Integrating the electrode snaps with the internal electronics. The snap wiring, XIAO controller, AD8232 board, battery, and enclosure all had to align while remaining electrically connected.
The full collection of integration iterations: carrier boards, enclosure bases and covers, snap layouts, sensor tests, and the elastic chest strap. This shows how many physical versions were needed before the system worked together.
For the final assembly, I used a 3D pen with low-temperature filament to secure loose wires, reinforce the snap connections, and hold the boards inside the shell. Designing and printing a new plastic part for every small support would have required many additional iterations. The 3D pen let me add material only where it was needed, quickly test the result, and make the integrated assembly more rigid and solid.
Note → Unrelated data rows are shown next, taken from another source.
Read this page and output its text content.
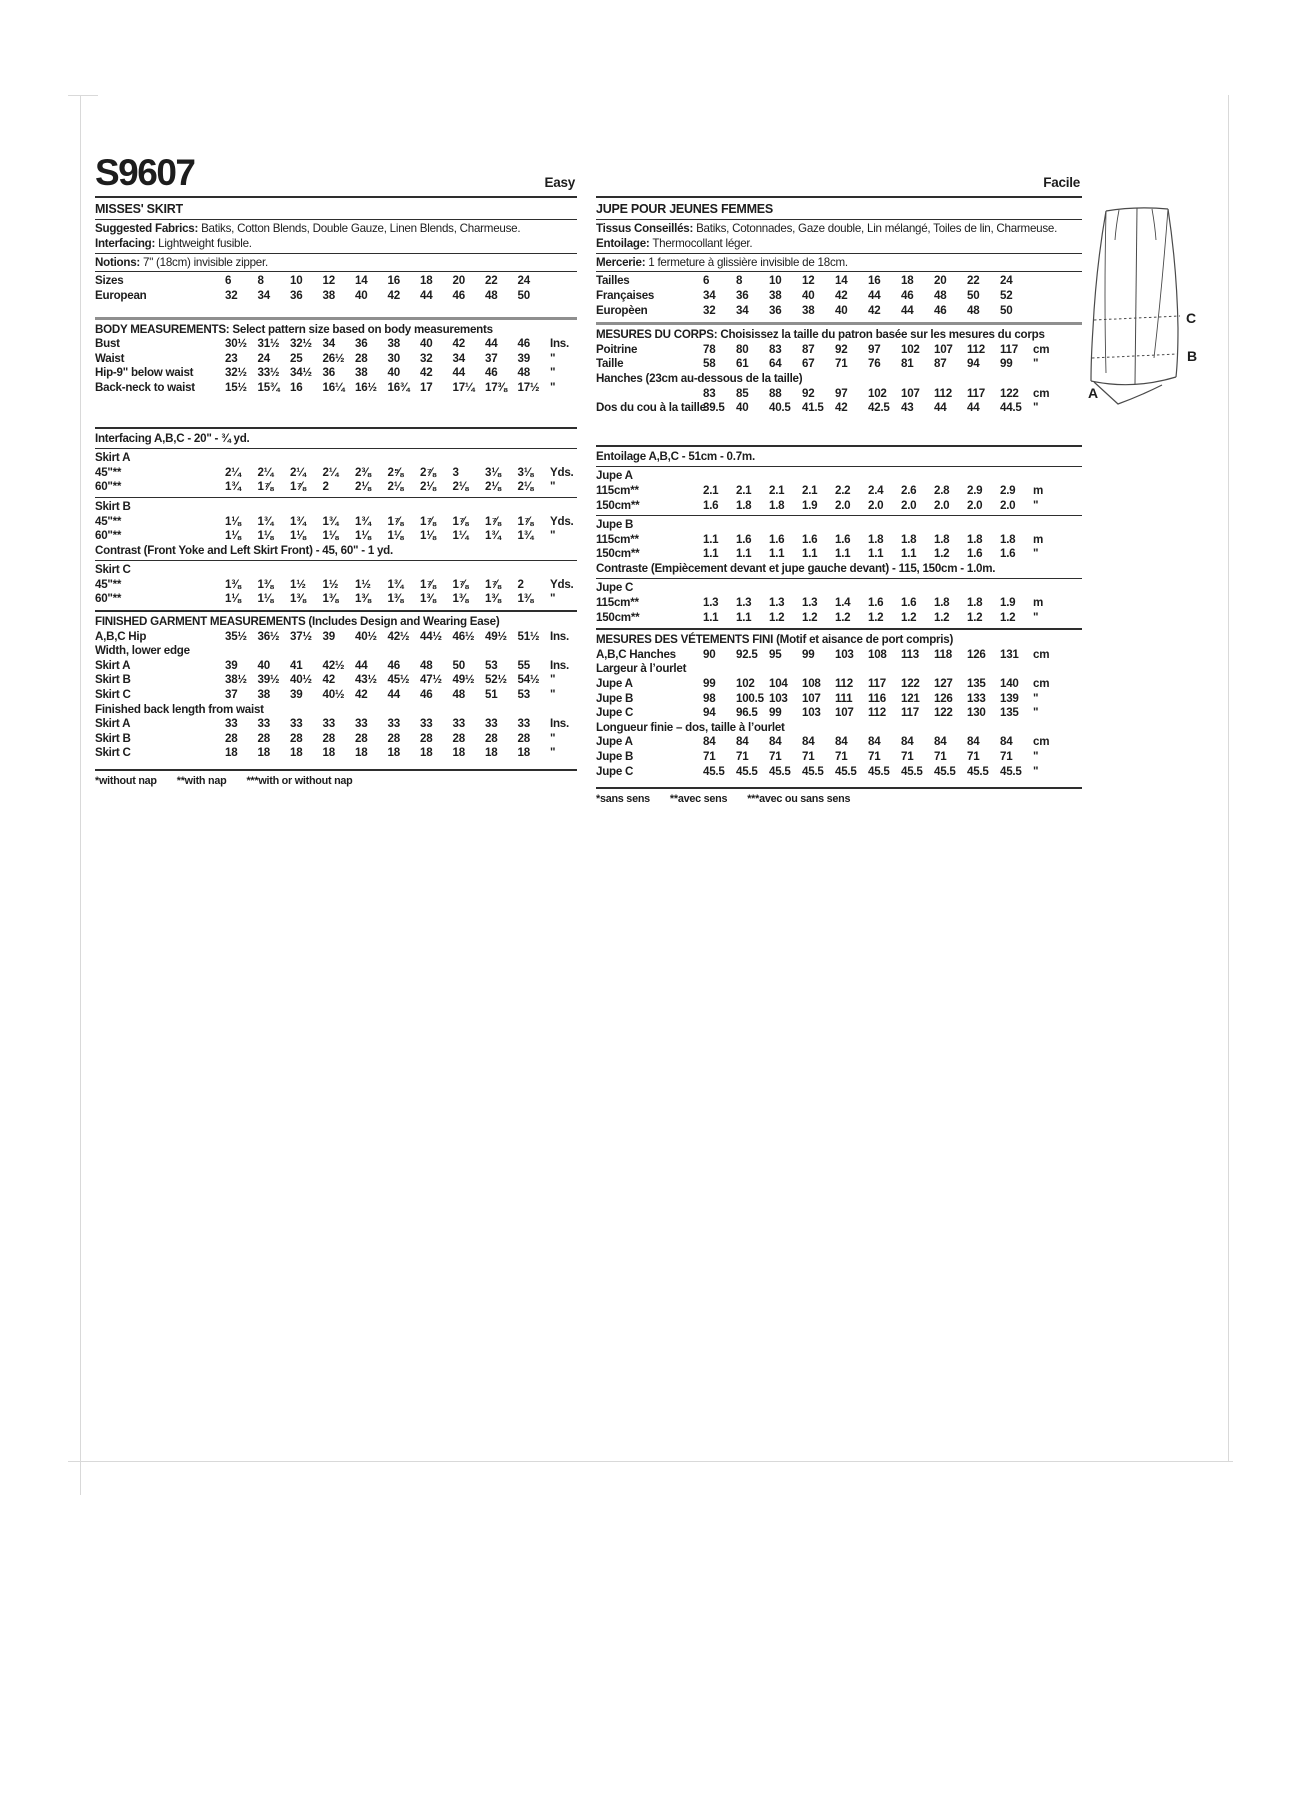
S9607	Easy
MISSES' SKIRT

Suggested Fabrics: Batiks, Cotton Blends, Double Gauze, Linen Blends, Charmeuse.

Interfacing: Lightweight fusible.

Notions: 7" (18cm) invisible zipper.

Sizes	6	8	10	12	14	16	18	20	22	24
European	32	34	36	38	40	42	44	46	48	50
BODY MEASUREMENTS: Select pattern size based on body measurements
Bust	30½ 31½ 32½ 34	36	38	40	42	44	46	Ins.
Waist	23	24	25	26½ 28	30	32	34	37	39	"
Hip-9" below waist	32½ 33½ 34½ 36	38	40	42	44	46	48	"
Back-neck to waist	15½ 15¾ 16	16¼ 16½ 16¾ 17	17¼ 17⅜ 17½ "
Interfacing A,B,C - 20" - ¾ yd.
Skirt A
45"**	2¼	2¼	2¼	2¼	2⅜	2⅝	2⅞	3	3⅛	3⅛	Yds.
60"**	1¾	1⅞	1⅞	2	2⅛	2⅛	2⅛	2⅛	2⅛	2⅛	"
Skirt B
45"**	1⅛	1¾	1¾	1¾	1¾	1⅞	1⅞	1⅞	1⅞	1⅞	Yds.
60"**	1⅛	1⅛	1⅛	1⅛	1⅛	1⅛	1⅛	1¼	1¾	1¾	"
Contrast (Front Yoke and Left Skirt Front) - 45, 60" - 1 yd.
Skirt C
45"**	1⅜	1⅜	1½	1½	1½	1¾	1⅞	1⅞	1⅞	2	Yds.
60"**	1⅛	1⅛	1⅜	1⅜	1⅜	1⅜	1⅜	1⅜	1⅜	1⅜	"
FINISHED GARMENT MEASUREMENTS (Includes Design and Wearing Ease)
A,B,C Hip	35½ 36½ 37½ 39	40½ 42½ 44½ 46½ 49½ 51½ Ins.
Width, lower edge
Skirt A	39	40	41	42½ 44	46	48	50	53	55	Ins.
Skirt B	38½ 39½ 40½ 42	43½ 45½ 47½ 49½ 52½ 54½ "
Skirt C	37	38	39	40½ 42	44	46	48	51	53	"
Finished back length from waist
Skirt A	33	33	33	33	33	33	33	33	33	33	Ins.
Skirt B	28	28	28	28	28	28	28	28	28	28	"
Skirt C	18	18	18	18	18	18	18	18	18	18	"

*without nap **with nap ***with or without nap

Facile
JUPE POUR JEUNES FEMMES

Tissus Conseillés: Batiks, Cotonnades, Gaze double, Lin mélangé, Toiles de lin, Charmeuse.

Entoilage: Thermocollant léger.

Mercerie: 1 fermeture à glissière invisible de 18cm.

Tailles	6	8	10	12	14	16	18	20	22	24
Françaises	34	36	38	40	42	44	46	48	50	52
Europèen	32	34	36	38	40	42	44	46	48	50
MESURES DU CORPS: Choisissez la taille du patron basée sur les mesures du corps
Poitrine	78	80	83	87	92	97	102	107	112	117	cm
Taille	58	61	64	67	71	76	81	87	94	99	"
Hanches (23cm au-dessous de la taille)
83	85	88	92	97	102	107	112	117	122	cm
Dos du cou à la taille
39.5 40	40.5 41.5 42	42.5 43	44	44	44.5 "
Entoilage A,B,C - 51cm - 0.7m.
Jupe A
115cm**	2.1	2.1	2.1	2.1	2.2	2.4	2.6	2.8	2.9	2.9	m
150cm**	1.6	1.8	1.8	1.9	2.0	2.0	2.0	2.0	2.0	2.0	"
Jupe B
115cm**	1.1	1.6	1.6	1.6	1.6	1.8	1.8	1.8	1.8	1.8	m
150cm**	1.1	1.1	1.1	1.1	1.1	1.1	1.1	1.2	1.6	1.6	"
Contraste (Empiècement devant et jupe gauche devant) - 115, 150cm - 1.0m.
Jupe C
115cm**	1.3	1.3	1.3	1.3	1.4	1.6	1.6	1.8	1.8	1.9	m
150cm**	1.1	1.1	1.2	1.2	1.2	1.2	1.2	1.2	1.2	1.2	"
MESURES DES VÉTEMENTS FINI (Motif et aisance de port compris)
A,B,C Hanches	90	92.5 95	99	103	108	113	118	126	131	cm
Largeur à l’ourlet
Jupe A	99	102	104	108	112	117	122	127	135	140	cm
Jupe B	98	100.5 103	107	111	116	121	126	133	139	"
Jupe C	94	96.5 99	103	107	112	117	122	130	135	"
Longueur finie – dos, taille à l’ourlet
Jupe A	84	84	84	84	84	84	84	84	84	84	cm
Jupe B	71	71	71	71	71	71	71	71	71	71	"
Jupe C	45.5 45.5 45.5 45.5 45.5 45.5 45.5 45.5 45.5 45.5 "

*sans sens **avec sens ***avec ou sans sens

C
B
A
After these electrical and mechanical iterations, the complete wearable system is working.
Low-temperature 3D-pen filament was added around wires, connectors, and board edges to prevent movement and make the internal assembly more rigid without redesigning the entire shell.
The opened final assembly shows the AD8232 board, custom PCB, XIAO controller, battery, wiring, and reinforced snap connections fitted into the enclosure.
The two enclosure snaps align with the matching contacts on the elastic strap, creating both the body-contact interface and a removable mechanical attachment.
The completed working system: the electronics are enclosed in a rigid shell and attached to the adjustable chest strap as one integrated wearable prototype.
Design files for download
The final fabrication and programming files used for the integrated Seebscribe prototype are available below. The same files are also referenced from the final project page.
- Download the Gerber files for the carrier circuit board
- Download the 3D-printable enclosure file (3MF)
- Download the carrier PCB 3D model (STEP)
- Download the Arduino program for the XIAO ESP32-C3
Reflection
This process showed me that system integration is not simply putting every finished module into a box. The PCB outline, connector orientation, electrode spacing, battery position, strap width, and enclosure geometry affect one another. Building the physical layout early revealed issues that were not obvious in the schematic, especially cable length, access to the USB connector, and the amount of space required by the AD8232 module.
The first tray demonstrated the component arrangement, but it was not rigid enough for a wearable device. Later shell, PCB, snap, and wiring iterations improved the fit, while the 3D-pen reinforcement provided practical strain relief and stopped the internal parts from moving. The final version has a fitted cover, connects securely to the elastic strap, and works as one complete Seebscribe prototype.